[Nummer 5]
Het Congres moet bestendigd worden
Op vrijdag 2 en zaterdag 3 oktober werd op de Campus van de Vrije Universiteit te Brussel het 38e Algemeen-Nederlands Congres georganiseerd.
De opening van de congreswerkzaamheden had al eerder, nl. op 8 november 1980, plaatsgehad.
Gedurende een vol jaar werd door veertien werkgroepen voorbereidend werk geleverd.
De congreswerkzaamheden betroffen diverse terreinen van het maatschappelijk leven zoals leefmilieu, vormings- en ontwikkelingswerk, economie, onderwijs, jeugd, vrouwenbeweging, sport, grensverkeer, het boek, universiteiten, de Franse Nederlanden, toerisme, media, taalunie, universiteit en wetenschap, de Nederlanden in de Wereld.
Op al deze terreinen werd een balans opgemaakt van mogelijkheden en moeilijkheden voor verdere integratie, zowel tussen Noord en Zuid onderling, als van Noord en Zuid ten opzichte van Europa en de wereld.
Het volledig verslag van het congres en de congresresoluties wordt gepubliceerd in een uitgebreid algemeen verslagboek.
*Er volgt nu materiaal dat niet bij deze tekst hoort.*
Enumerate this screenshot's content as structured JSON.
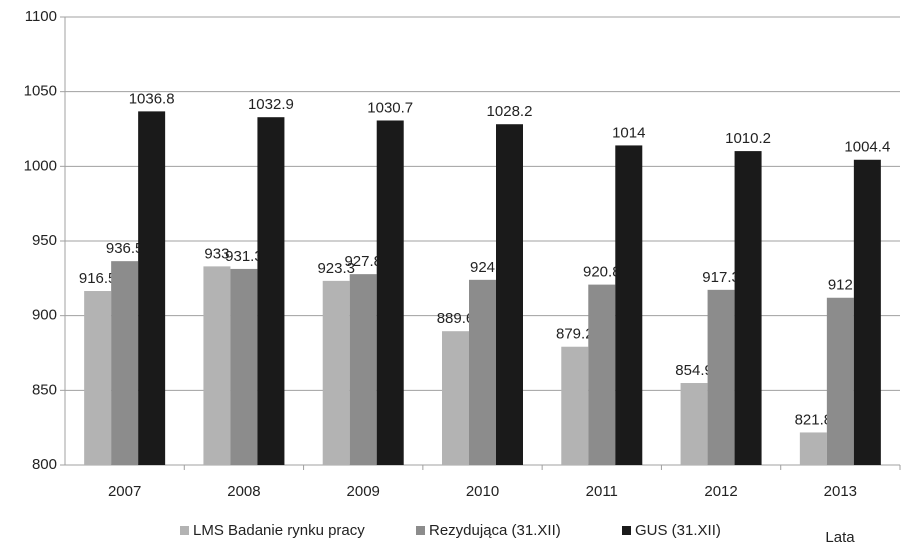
{
  "chart_data": {
    "type": "bar",
    "xlabel": "Lata",
    "categories": [
      "2007",
      "2008",
      "2009",
      "2010",
      "2011",
      "2012",
      "2013"
    ],
    "series": [
      {
        "name": "LMS Badanie rynku pracy",
        "color": "#b3b3b3",
        "values": [
          916.5,
          933,
          923.3,
          889.6,
          879.2,
          854.9,
          821.8
        ]
      },
      {
        "name": "Rezydująca (31.XII)",
        "color": "#8c8c8c",
        "values": [
          936.5,
          931.3,
          927.8,
          924,
          920.8,
          917.3,
          912
        ]
      },
      {
        "name": "GUS (31.XII)",
        "color": "#1a1a1a",
        "values": [
          1036.8,
          1032.9,
          1030.7,
          1028.2,
          1014,
          1010.2,
          1004.4
        ]
      }
    ],
    "ylim": [
      800,
      1100
    ],
    "yticks": [
      800,
      850,
      900,
      950,
      1000,
      1050,
      1100
    ],
    "grid": true
  }
}
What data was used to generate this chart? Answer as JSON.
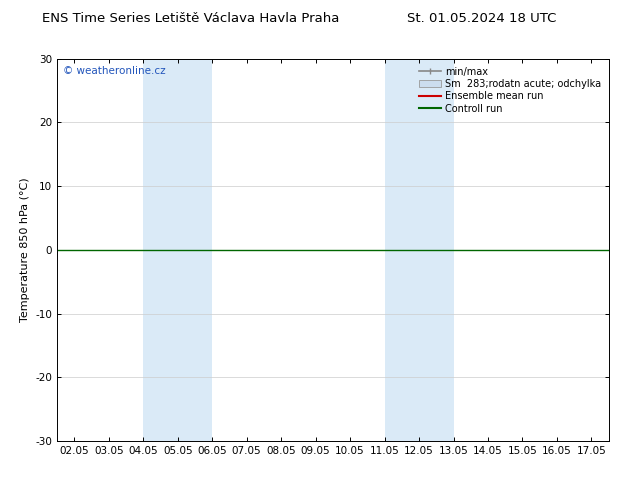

Een erg beknopt tussentijds verslag vindt u in de Nieuwsbrief die in dit nummer van Neerlandia is gevoegd.
Op 28 november kwam de Programmaraad van het Congres bijeen om aan de congresbesluiten de nodige opvolging te geven.
Bestendiging van de tot dusver geleverde inspanningen inzake de bundeling en bevordering van de integratiebeweging was overigens een unanieme wens van het Congres. In die zin wordt door het Congresbestuur bij de landelijke overheden gepleit voor steun bij de bestendiging van het vast congressecretariaat.
Tijdens de voorbereiding van het Congres en tijdens de eigenlijke Congresmanifestatie is voortdurend gebleken dat naast het zeer omvangrijke terrein dat aan de Taalunie en aan de Culturele Akkoorden is toegemeten, grote behoefte bestaat om ook op andere terreinen van het maatschappelijk leven de Noord-Zuid integratie gestalte te geven.
In hun besluit van 4 februari 1975 hebben de bevoegde Nederlandse en Vlaamse ministers overigens uitdrukkelijk gesteld dat het integratiestreven niet uitsluitend de taal maar het ruimere gebied van de culturele samenwerking bestrijkt.